Dès le comic Batman : Un Long Halloween (1995), oeuvre torturée et mature, référence notable pour la trilogie de Christopher Nolan [3], il est notamment question que le justicier soit lui-même la source de tous les maux de la ville. Nolan distille dans The Dark Knight cette propension américaine à construire et entretenir ses propres démons, ses propres némésis, comme prétexte à être dans une lutte ininterrompue entre un pseudo-idéal, et la corruption (souvent intestine) qui le menace – à l’instar du visage défiguré de Double-Face, le visage d’une Amérique post-11 Septembre.


Des hommes dans la ville


The Dark Knight hérite de tout un cinéma de la paranoïa et du mal-être américain : celui d’Alan Pakula, bien sûr, et son À Cause d’un assassinat (1975) comme ses Hommes du président (1976), où les enquêtes à tiroir ne font que révéler une face cachée de l’Amérique et de tout le système.

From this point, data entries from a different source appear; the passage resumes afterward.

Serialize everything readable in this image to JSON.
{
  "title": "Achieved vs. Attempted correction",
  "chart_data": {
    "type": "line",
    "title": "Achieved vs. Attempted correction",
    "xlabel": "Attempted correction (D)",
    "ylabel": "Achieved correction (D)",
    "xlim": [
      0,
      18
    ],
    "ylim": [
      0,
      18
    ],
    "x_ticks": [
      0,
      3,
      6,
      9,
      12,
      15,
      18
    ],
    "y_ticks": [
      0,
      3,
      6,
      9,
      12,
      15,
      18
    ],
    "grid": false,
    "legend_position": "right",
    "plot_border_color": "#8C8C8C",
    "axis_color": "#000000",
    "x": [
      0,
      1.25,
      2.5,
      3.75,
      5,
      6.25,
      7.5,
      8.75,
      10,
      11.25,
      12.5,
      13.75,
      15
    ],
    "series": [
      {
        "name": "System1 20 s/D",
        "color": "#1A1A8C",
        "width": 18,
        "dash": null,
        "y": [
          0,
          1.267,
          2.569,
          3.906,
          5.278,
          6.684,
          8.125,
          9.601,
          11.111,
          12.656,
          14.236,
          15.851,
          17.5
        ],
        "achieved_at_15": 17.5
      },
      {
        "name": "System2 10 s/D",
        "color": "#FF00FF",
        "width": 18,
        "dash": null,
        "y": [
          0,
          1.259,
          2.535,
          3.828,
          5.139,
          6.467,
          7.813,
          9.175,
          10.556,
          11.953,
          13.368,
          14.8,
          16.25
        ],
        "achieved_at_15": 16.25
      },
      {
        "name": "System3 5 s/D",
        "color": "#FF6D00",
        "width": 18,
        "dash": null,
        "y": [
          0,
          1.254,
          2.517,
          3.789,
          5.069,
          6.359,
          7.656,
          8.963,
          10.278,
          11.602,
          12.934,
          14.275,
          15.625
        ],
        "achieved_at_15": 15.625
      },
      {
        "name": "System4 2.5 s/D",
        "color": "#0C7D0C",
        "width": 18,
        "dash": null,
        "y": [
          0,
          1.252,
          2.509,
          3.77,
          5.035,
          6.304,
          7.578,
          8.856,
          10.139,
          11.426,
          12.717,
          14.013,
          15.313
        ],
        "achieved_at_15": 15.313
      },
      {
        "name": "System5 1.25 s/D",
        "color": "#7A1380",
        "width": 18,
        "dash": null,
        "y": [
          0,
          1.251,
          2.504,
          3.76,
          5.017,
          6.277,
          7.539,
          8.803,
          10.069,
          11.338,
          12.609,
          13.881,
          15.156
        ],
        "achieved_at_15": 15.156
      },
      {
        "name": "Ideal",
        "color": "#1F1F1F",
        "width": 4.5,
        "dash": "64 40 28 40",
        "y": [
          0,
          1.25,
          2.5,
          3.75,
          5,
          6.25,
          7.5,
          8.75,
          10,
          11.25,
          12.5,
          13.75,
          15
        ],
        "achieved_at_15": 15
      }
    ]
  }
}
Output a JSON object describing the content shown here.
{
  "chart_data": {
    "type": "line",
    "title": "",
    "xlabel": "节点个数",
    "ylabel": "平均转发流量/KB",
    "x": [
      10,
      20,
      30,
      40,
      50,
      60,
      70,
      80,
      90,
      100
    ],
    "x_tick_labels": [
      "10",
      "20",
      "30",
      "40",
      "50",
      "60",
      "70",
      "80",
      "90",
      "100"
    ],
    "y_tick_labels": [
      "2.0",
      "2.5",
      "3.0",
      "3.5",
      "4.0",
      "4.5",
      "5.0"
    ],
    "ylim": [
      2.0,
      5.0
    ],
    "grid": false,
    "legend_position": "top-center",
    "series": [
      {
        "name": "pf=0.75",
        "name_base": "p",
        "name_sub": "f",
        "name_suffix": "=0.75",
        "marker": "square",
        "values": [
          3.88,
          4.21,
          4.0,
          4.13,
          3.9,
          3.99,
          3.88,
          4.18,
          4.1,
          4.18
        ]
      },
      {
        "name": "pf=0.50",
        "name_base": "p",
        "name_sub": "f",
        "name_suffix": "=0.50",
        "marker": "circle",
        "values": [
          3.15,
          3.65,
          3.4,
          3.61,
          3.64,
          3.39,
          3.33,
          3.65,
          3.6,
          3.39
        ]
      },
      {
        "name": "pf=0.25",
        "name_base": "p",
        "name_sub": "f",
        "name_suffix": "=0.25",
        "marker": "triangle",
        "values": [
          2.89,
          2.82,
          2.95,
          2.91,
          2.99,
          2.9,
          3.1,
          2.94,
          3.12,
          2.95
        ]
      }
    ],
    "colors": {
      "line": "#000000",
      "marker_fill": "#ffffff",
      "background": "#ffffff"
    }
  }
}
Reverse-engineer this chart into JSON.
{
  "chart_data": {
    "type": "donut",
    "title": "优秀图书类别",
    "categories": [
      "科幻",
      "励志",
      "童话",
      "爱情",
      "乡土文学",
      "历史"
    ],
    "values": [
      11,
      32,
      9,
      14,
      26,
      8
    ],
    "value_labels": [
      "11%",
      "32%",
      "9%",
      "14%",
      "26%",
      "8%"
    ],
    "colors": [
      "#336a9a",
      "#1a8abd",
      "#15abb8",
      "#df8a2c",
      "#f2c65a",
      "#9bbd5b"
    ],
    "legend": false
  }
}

Batman semble lui aussi s’y perdre, comme lorsque tombé dans le piège du Joker, il est pris pour l’assassin du maire. A certains égards, il emprunte dans son enquête le même sentier que le journaliste Joseph Frady (Warren Beatty) d’À Cause d’un assassinat, lui aussi perdu dans les arcanes d’une société malade et se retrouvant suspect de ce qu’il entendait dénoncer, dans toute une grande adaptation de l’assassinat de John Kennedy – autre trauma qui défigura l’Amérique. Lors des séquences de tension, Nolan s’appuie sur la musique anti-symphonique d’Hans Zimmer (James Newton Howard s’occupant des thèmes plus mélodieux), dont le crescendo dissonant évoque les créations de Michael Small dans À Cause d’un assassinat, où la sortie de la zone de confort semble indissociable du thriller paranoïaque des années 70.


Lorsqu’il confronte Double-Face dans l’acte final, le vigilante Batman retrouve sa double-facette, qui devient peut-être triple ou quadruple avec l’identité de Wayne, entre le justicier et le hors-la-loi – rappelons que Wayne lui-même fut jadis motivé par un désir de vengeance primal après l’assassinat de ses parents, autant que l’est Double-Face après le meurtre de sa fiancée, Rachel Dawes (Maggie Gyllenhaal). Un plan du film les met en miroir alors qu’ils sont à terre : deux personnages, quatre identités à l’écran et une opposition littérale : le chevalier noir face au chevalier blanc. Pour sauver la face vertueuse de Dent, de l’Amérique, Batman chute – littéralement. « Le héros dont Gotham n’a pas encore besoin maintenant », comme le précise Gordon dans son monologue final. Cette fuite nihiliste, cette condamnation à l’exil, est en porte-à-faux de toute une tonalité hollywoodienne, renouant avec le cinéma marginal de Michael Mann, dont Nolan se réclame – jusqu’à citer explicitement le légendaire braquage de Heat (1995) dans sa scène d’ouverture. Chez Nolan, comme chez Mann, les héros souffrent de l’incompatibilité de leur vie professionnelle avec leur vie personnelle. Bruce Wayne perd l’amour de Rachel Dawes pour son incapacité à simplement être Bruce Wayne.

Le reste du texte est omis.